Mean Girls   2½ stars

Starring Lindsay Lohan, Rachel McAdams, Lacey Chabert, Lizzy Caplan, Daniel Franzese and Tina Fey. Directed by Mark Waters. Written by Tina Fey. Produced by Lorne Michaels. A Paramount release. Comedy. Rated PG-13 for sexual content, language and some teen partying. Running time: 97 min.

Uh... didn't I just review this movie? Lindsay Lohan is a sweet, pretty, quirky new girl at school who butts heads with the popular clique, acts uncharacteristically selfish, betrays a true friend, learns lessons, bursts into song and wears cute outfits? About two-and-a-half stars' worth of laughs? It's deja vu all over again as this tween comedy follows closely on the designer heels of Lohan's "Confessions of a Teenage Drama Queen," not to mention the cut-from-the-same-flouncy-cloth "13 Going on 30" and "Ella Enchanted."

Here, Lohan is Cady, a 16-year-old who has been home-schooled all her life while growing up in the wilds of Africa with her zoologist parents. A family move to Chicago means a whole new life for Cady, whose complete lack of culture shock would make one think the plains of the Serengeti are chock-a-block with Urban Outfitters and Wetzel's Pretzels. The most confusing thing for Cady is high school, whose social dynamics she compares, in a series of on-the-nose fantasy analogies, to the interactions of jungle beasts. Equally unsubtle are the cliques she's introduced to, including the Plastics (i.e. the new millennium Heathers), the jocks, the burnouts, the art freaks and all the rest you've already seen lampooned in "Clueless" and every other teen movie ever.
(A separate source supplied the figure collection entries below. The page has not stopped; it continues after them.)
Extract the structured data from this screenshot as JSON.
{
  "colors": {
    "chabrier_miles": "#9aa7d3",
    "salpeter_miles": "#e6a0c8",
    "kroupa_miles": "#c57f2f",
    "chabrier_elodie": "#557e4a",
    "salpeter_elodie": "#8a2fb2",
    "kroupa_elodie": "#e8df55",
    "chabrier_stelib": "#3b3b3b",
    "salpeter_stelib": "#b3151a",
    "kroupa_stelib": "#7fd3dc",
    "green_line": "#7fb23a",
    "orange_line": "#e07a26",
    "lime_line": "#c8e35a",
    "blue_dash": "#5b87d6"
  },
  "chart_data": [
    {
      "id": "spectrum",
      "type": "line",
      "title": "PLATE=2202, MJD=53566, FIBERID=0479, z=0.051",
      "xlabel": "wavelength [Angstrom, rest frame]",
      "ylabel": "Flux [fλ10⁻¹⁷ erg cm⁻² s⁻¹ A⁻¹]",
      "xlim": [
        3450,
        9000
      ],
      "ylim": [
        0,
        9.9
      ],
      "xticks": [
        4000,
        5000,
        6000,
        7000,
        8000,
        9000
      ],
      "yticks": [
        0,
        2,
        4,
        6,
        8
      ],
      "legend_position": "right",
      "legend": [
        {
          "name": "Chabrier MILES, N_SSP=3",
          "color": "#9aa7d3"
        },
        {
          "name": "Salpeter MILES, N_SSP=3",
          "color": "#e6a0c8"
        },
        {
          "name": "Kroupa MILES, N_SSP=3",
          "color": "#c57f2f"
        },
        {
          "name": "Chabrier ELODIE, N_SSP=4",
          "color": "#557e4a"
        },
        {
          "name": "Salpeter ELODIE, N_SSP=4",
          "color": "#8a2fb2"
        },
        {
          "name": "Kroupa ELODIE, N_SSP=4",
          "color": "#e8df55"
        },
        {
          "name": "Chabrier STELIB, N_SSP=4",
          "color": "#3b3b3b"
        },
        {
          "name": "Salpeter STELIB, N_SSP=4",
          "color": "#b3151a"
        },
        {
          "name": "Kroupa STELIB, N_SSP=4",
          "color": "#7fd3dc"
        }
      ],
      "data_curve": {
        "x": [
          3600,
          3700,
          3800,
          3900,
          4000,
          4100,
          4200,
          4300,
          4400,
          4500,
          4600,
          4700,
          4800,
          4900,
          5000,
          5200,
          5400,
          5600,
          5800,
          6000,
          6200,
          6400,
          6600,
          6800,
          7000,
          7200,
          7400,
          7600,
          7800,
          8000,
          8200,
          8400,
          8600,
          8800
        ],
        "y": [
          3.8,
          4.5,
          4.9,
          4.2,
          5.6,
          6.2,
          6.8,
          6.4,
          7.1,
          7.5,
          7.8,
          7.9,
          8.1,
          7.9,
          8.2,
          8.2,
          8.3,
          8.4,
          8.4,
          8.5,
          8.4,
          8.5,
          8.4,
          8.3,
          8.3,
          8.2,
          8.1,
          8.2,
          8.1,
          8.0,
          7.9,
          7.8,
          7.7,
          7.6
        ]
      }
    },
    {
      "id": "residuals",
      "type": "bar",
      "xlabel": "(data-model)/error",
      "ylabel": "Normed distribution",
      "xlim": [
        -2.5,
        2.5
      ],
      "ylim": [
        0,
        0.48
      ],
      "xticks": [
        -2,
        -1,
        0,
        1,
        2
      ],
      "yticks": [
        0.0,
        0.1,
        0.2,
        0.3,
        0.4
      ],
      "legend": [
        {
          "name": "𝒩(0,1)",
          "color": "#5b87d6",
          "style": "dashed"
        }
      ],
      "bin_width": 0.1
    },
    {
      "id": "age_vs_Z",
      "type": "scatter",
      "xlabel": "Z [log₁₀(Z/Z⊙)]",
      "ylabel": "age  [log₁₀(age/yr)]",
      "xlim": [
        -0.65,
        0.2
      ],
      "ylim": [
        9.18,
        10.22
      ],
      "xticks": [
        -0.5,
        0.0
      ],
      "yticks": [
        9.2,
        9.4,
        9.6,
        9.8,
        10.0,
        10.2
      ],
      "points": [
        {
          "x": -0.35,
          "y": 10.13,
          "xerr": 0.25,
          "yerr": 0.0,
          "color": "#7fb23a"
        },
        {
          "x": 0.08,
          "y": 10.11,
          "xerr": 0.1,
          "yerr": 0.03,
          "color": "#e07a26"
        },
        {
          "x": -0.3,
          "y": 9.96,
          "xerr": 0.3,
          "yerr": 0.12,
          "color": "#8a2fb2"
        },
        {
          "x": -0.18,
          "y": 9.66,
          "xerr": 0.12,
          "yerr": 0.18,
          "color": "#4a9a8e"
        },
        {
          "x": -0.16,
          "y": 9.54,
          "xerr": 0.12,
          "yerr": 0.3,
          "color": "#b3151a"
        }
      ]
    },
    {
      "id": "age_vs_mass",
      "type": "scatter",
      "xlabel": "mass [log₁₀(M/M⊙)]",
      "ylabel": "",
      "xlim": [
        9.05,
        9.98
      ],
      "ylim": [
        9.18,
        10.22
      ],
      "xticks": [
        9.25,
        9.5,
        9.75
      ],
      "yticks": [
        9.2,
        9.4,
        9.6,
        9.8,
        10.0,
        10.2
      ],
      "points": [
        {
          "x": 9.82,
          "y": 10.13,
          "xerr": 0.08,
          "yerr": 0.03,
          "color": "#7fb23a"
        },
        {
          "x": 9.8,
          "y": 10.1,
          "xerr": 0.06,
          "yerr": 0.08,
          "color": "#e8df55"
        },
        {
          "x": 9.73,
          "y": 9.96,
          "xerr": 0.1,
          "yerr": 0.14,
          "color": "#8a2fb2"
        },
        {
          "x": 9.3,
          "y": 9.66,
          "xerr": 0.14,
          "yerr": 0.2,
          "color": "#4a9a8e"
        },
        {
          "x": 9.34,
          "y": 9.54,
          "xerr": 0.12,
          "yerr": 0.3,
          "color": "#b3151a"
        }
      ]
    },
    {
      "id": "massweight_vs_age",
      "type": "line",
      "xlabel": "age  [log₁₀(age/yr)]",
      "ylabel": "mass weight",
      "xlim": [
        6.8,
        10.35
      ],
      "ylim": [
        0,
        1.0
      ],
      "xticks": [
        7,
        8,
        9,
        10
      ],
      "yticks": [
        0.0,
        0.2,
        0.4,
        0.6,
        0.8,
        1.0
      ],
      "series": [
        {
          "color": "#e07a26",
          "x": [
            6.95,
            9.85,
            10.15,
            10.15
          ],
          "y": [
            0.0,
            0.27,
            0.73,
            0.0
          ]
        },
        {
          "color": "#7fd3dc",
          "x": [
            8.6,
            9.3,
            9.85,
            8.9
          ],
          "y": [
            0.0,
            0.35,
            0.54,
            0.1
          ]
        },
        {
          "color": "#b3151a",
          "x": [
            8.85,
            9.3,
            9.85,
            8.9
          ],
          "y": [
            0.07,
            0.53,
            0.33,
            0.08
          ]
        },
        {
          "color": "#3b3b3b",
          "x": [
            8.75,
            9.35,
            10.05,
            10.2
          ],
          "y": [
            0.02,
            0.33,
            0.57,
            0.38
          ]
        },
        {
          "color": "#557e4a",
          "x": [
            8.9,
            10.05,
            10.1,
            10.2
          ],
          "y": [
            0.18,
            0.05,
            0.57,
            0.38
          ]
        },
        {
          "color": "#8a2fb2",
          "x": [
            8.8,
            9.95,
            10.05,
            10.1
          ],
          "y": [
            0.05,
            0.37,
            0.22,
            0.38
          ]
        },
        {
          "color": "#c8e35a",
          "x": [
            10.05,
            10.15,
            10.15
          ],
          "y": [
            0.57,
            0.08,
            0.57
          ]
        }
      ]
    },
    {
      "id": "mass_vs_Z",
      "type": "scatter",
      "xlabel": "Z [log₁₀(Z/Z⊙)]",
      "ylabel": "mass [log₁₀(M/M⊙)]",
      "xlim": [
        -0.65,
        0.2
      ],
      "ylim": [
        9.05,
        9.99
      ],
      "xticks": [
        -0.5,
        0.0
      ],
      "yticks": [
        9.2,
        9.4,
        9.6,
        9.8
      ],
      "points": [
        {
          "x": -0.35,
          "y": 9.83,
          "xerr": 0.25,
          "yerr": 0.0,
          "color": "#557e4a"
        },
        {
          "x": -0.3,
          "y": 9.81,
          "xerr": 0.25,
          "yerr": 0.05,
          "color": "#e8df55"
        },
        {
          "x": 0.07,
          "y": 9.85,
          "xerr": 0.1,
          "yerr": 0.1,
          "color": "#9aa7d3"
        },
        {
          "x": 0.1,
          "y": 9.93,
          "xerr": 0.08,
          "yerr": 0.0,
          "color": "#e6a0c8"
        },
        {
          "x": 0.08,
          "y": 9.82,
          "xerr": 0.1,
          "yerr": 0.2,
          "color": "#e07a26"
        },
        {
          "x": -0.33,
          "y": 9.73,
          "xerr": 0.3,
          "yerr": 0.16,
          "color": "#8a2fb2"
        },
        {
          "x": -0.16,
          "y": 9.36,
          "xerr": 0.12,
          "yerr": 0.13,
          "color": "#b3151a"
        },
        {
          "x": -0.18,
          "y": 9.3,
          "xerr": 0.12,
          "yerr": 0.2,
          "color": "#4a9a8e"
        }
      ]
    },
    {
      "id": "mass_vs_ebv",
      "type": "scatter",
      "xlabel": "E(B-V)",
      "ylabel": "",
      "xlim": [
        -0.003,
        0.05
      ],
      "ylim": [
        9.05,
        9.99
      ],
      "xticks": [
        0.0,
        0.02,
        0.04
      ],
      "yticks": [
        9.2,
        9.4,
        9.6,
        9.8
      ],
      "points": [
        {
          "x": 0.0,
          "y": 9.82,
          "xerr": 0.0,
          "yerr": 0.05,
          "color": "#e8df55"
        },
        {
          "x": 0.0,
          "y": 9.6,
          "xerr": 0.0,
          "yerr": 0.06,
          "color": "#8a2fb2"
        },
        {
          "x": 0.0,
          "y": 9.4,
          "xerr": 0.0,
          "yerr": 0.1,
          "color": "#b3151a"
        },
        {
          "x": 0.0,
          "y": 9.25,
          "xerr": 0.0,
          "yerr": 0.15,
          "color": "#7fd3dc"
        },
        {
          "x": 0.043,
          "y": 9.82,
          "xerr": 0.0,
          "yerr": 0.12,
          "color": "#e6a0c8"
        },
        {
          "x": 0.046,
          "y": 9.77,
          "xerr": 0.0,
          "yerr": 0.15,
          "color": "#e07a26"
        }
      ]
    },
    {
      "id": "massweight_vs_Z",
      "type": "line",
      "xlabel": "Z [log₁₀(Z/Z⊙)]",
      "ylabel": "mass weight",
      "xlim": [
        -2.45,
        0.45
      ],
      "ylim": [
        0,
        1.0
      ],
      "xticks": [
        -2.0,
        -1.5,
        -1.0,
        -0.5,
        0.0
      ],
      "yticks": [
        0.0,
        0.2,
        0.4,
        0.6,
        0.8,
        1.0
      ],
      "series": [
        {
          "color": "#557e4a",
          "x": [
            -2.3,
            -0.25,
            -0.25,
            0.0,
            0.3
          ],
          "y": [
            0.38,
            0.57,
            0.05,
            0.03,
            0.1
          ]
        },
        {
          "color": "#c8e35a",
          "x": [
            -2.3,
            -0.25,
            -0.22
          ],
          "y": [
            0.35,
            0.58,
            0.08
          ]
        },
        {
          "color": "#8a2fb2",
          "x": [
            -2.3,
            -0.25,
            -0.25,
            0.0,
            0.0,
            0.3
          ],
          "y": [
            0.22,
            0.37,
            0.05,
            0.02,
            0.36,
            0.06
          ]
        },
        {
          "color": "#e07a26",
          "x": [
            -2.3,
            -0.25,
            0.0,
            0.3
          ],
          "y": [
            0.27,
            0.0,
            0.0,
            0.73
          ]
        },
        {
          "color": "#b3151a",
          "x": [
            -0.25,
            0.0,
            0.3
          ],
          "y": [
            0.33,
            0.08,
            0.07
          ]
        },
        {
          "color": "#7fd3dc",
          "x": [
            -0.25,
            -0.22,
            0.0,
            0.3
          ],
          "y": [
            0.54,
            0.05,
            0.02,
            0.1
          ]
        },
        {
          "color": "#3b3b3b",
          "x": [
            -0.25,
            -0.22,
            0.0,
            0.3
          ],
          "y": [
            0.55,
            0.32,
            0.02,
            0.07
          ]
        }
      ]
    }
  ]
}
Cady is quickly befriended by the eccentrically garbed, acid-tongued but good-humored Janis Ian (Lizzy Caplan) -- who, one gathers from her name, is the sort of girl who "learned the truth at 17/That love was made for beauty queens" -- and her "almost too gay to function" unflappable best pal Damian (Daniel Franzese, whose low-key comic timing gets the most out of the film's funniest lines). They form a plan in which Cady will infiltrate the Plastics, who have accepted her based on her attractiveness, and report back on all their inane behavior. However, the impressionable Cady, dazzled by her new prestige status, is sucked into the Plastic world, only to be betrayed. Cady, Janis and Damian launch a scheme to get back at Plastic leader Regina (Rachel McAdams). But director Mark Waters' pacing is off and the revenge never builds a satisfying momentum.

Meanwhile, Cady steps into the role of the Plastics' deposed queen bee and morphs into a Regina clone. Not until she's earned everyone's hatred -- and the school's factions have been pitted against each other in a screeching, punching, clawing denouement -- does Cady snap out of it and revert to goody-two-shoeism, deigning to bestow compliments upon the wheelchair-bound girl and the fat girl in a bout of hubris-soaked altruism.

One assumes the over-the-top characterizations are meant to be hyperbolic and tongue-in-cheek, but scripter Tina Fey (TV's "Saturday Night Live") doesn't strive to convey anything more than the seemingly incontrovertible facts that bands geeks are grotesque, Asians are either nerds or fiery dragon-ladies and dwarves are fair game.